Saturday, February 23, 2002

Prescription benefit pushed

U.S. Medicare administrator visits city

By Tim Bonfield
The Cincinnati Enquirer

        The nation's top Medicare administrator assured Tristate seniors Friday that the Bush administration is serious about launching a prescription drug benefit.

        But whether Congress will pass the president's 10-year, $190 billion proposal — or reach a compromise on any other proposal — remains a guessing game.

[photo] Rep. Steve Chabot (left) and Medicare administrator Tom Scully surprise Jean Harrison while she visits her mother, Irene Hartmann, 89, (right) at West Park.
(Glenn Hartong photo)
| ZOOM |
        “We are very, very committed to creating a drug benefit for Medicare,” said Tom Scully, administrator of the Centers for Medicare and Medicaid Services. “If it doesn't happen, the biggest reason it won't is political, sadly.”

        During a Cincinnati visit Friday, Mr. Scully met with Republican Reps. Rob Portman and Steve Chabot, talked with health care executives at the Greater Cincinnati Health Council, toured Mercy Franciscan Hospital-Western Hills, and spoke with seniors at the West Park retirement community in Westwood.

        Mr. Scully's main point: The Medicare system is at least 20 years out-of-date and needs reforms that go well beyond adding a prescription drug benefit.

        Medicare is the federal health plan for seniors and the disabled. Nationally, as Baby Boomers begin retiring, Medicare spending is expected to rise from $254.8 billion this year to $428.6 billion by 2012, Mr. Scully said. In Ohio, Medicare spends nearly $7 billion a year for care in a system that covers 1.7 million residents.

        “Nobody would design a program like this today,” Mr. Scully said.

        The lack of coverage for Medicare prescription drugs, an awkward set of deductibles for hospital and doctor care, hard-to-justify geographical differences in payment rates, and a lack of ways to measure the cost-effectiveness of covered services are just some of the Medicare problems that need to be addressed, Mr. Scully said.

        However, seniors struggling with constantly rising medication bills want a lot less study and a lot more action.

        At the Clifton Senior Center, a government-subsidized residence for lower income seniors, residents told the Enquirer they spend large parts of their days searching for ways to obtain medications that Medicare won't cover but they can't afford.
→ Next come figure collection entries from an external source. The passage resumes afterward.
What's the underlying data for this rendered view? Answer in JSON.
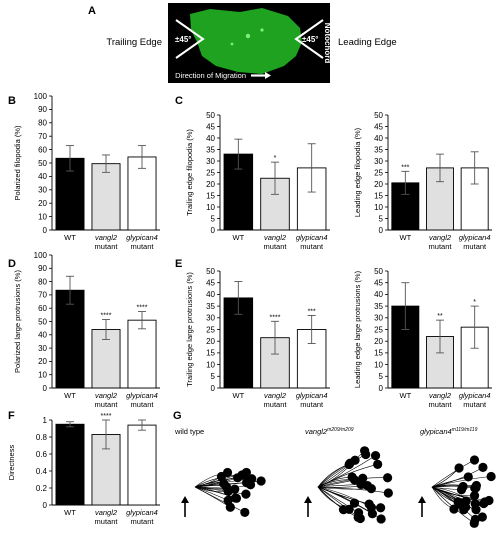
{
  "panel_a": {
    "letter": "A",
    "trailing": "Trailing Edge",
    "leading": "Leading Edge",
    "angle_left": "±45°",
    "angle_right": "±45°",
    "notochord": "Notochord",
    "direction": "Direction of Migration"
  },
  "panel_g": {
    "letter": "G",
    "wt": "wild type",
    "vangl2_gene": "vangl2",
    "vangl2_sup": "m209/m209",
    "glyp_gene": "glypican4",
    "glyp_sup": "m119/m119"
  },
  "colors": {
    "wt": "#000000",
    "vangl2": "#e0e0e0",
    "glypican4": "#ffffff",
    "cell_fill": "#22b022",
    "cell_bg": "#000000"
  },
  "chart_data": [
    {
      "id": "B",
      "letter": "B",
      "type": "bar",
      "ylabel": "Polarized filopodia (%)",
      "ylim": [
        0,
        100
      ],
      "yticks": [
        0,
        10,
        20,
        30,
        40,
        50,
        60,
        70,
        80,
        90,
        100
      ],
      "categories": [
        [
          "WT"
        ],
        [
          "vangl2",
          "mutant"
        ],
        [
          "glypican4",
          "mutant"
        ]
      ],
      "values": [
        53.5,
        49.5,
        54.5
      ],
      "errors": [
        9.5,
        6.5,
        8.5
      ],
      "stars": [
        "",
        "",
        ""
      ]
    },
    {
      "id": "C1",
      "letter": "C",
      "type": "bar",
      "ylabel": "Trailing edge filopodia (%)",
      "ylim": [
        0,
        50
      ],
      "yticks": [
        0,
        5,
        10,
        15,
        20,
        25,
        30,
        35,
        40,
        45,
        50
      ],
      "categories": [
        [
          "WT"
        ],
        [
          "vangl2",
          "mutant"
        ],
        [
          "glypican4",
          "mutant"
        ]
      ],
      "values": [
        33,
        22.5,
        27
      ],
      "errors": [
        6.5,
        7,
        10.5
      ],
      "stars": [
        "",
        "*",
        ""
      ]
    },
    {
      "id": "C2",
      "letter": "",
      "type": "bar",
      "ylabel": "Leading edge filopodia (%)",
      "ylim": [
        0,
        50
      ],
      "yticks": [
        0,
        5,
        10,
        15,
        20,
        25,
        30,
        35,
        40,
        45,
        50
      ],
      "categories": [
        [
          "WT"
        ],
        [
          "vangl2",
          "mutant"
        ],
        [
          "glypican4",
          "mutant"
        ]
      ],
      "values": [
        20.5,
        27,
        27
      ],
      "errors": [
        5,
        6,
        7
      ],
      "stars": [
        "***",
        "",
        ""
      ]
    },
    {
      "id": "D",
      "letter": "D",
      "type": "bar",
      "ylabel": "Polarized large protrusions (%)",
      "ylim": [
        0,
        100
      ],
      "yticks": [
        0,
        10,
        20,
        30,
        40,
        50,
        60,
        70,
        80,
        90,
        100
      ],
      "categories": [
        [
          "WT"
        ],
        [
          "vangl2",
          "mutant"
        ],
        [
          "glypican4",
          "mutant"
        ]
      ],
      "values": [
        73.5,
        44,
        51
      ],
      "errors": [
        10.5,
        7.5,
        6.5
      ],
      "stars": [
        "",
        "****",
        "****"
      ]
    },
    {
      "id": "E1",
      "letter": "E",
      "type": "bar",
      "ylabel": "Trailing edge large protrusions (%)",
      "ylim": [
        0,
        50
      ],
      "yticks": [
        0,
        5,
        10,
        15,
        20,
        25,
        30,
        35,
        40,
        45,
        50
      ],
      "categories": [
        [
          "WT"
        ],
        [
          "vangl2",
          "mutant"
        ],
        [
          "glypican4",
          "mutant"
        ]
      ],
      "values": [
        38.5,
        21.5,
        25
      ],
      "errors": [
        7,
        7,
        6
      ],
      "stars": [
        "",
        "****",
        "***"
      ]
    },
    {
      "id": "E2",
      "letter": "",
      "type": "bar",
      "ylabel": "Leading edge large protrusions (%)",
      "ylim": [
        0,
        50
      ],
      "yticks": [
        0,
        5,
        10,
        15,
        20,
        25,
        30,
        35,
        40,
        45,
        50
      ],
      "categories": [
        [
          "WT"
        ],
        [
          "vangl2",
          "mutant"
        ],
        [
          "glypican4",
          "mutant"
        ]
      ],
      "values": [
        35,
        22,
        26
      ],
      "errors": [
        10,
        7,
        9
      ],
      "stars": [
        "",
        "**",
        "*"
      ]
    },
    {
      "id": "F",
      "letter": "F",
      "type": "bar",
      "ylabel": "Directness",
      "ylim": [
        0,
        1
      ],
      "yticks": [
        0,
        0.2,
        0.4,
        0.6,
        0.8,
        1
      ],
      "categories": [
        [
          "WT"
        ],
        [
          "vangl2",
          "mutant"
        ],
        [
          "glypican4",
          "mutant"
        ]
      ],
      "values": [
        0.95,
        0.83,
        0.94
      ],
      "errors": [
        0.03,
        0.17,
        0.06
      ],
      "stars": [
        "",
        "****",
        ""
      ]
    }
  ]
}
        They share tips about which doctors give away free samples, and which drug makers offer discounts. They discuss mail-order deals, Internet offers, even whether it's worth taking trips to Canada or Mexico to get cheaper medications. Every day, seniors take partial doses or leave prescribed pills at the pharmacy for lack of money to pay the bill.

        The situation is an outrage to Audrey Buehler, a 73-year-old resident of the Clifton center.

        “We're the richest, most powerful country in the world. All the other civilized nations of the world take care of their senior citizens. Why can't we?” Mrs. Buehler said.

        So how much Medicare reform has a chance of passing in 2002? Mr. Portman and Mr. Chabot offered partly-cloudy, partly-sunny predictions.

        “There's no guarantee in life, but there is a bipartisan consensus that prescription drugs should be in Medicare. We're closer to agreement on that than we have been in years,” Mr. Portman said.

        The president's plan emphasizes a phased-in approach, starting with a prescription drug discount card and medication subsidies for the poorest seniors. That plan — or one close to it — has a good chance of passing in the Republican-dominated House, but faces tougher odds in the divided Senate, Mr. Portman said.

        Democrats, along with some senior groups, have contended that the Bush proposal doesn't go nearly far enough. Meanwhile, hospitals and other health service providers have worried they could be hurt if Medicare shifts funds into prescription drugs.

        Mr. Chabot said cost concerns will be the big stumbling block as Congress debates budget issues during the next six months, especially with the recession and the increased defense spending after Sept. 11.

        “Unfortunately, it's going to be a little tougher this year to actually implement a prescription drug benefit than we'd like to see,” Mr. Chabot said.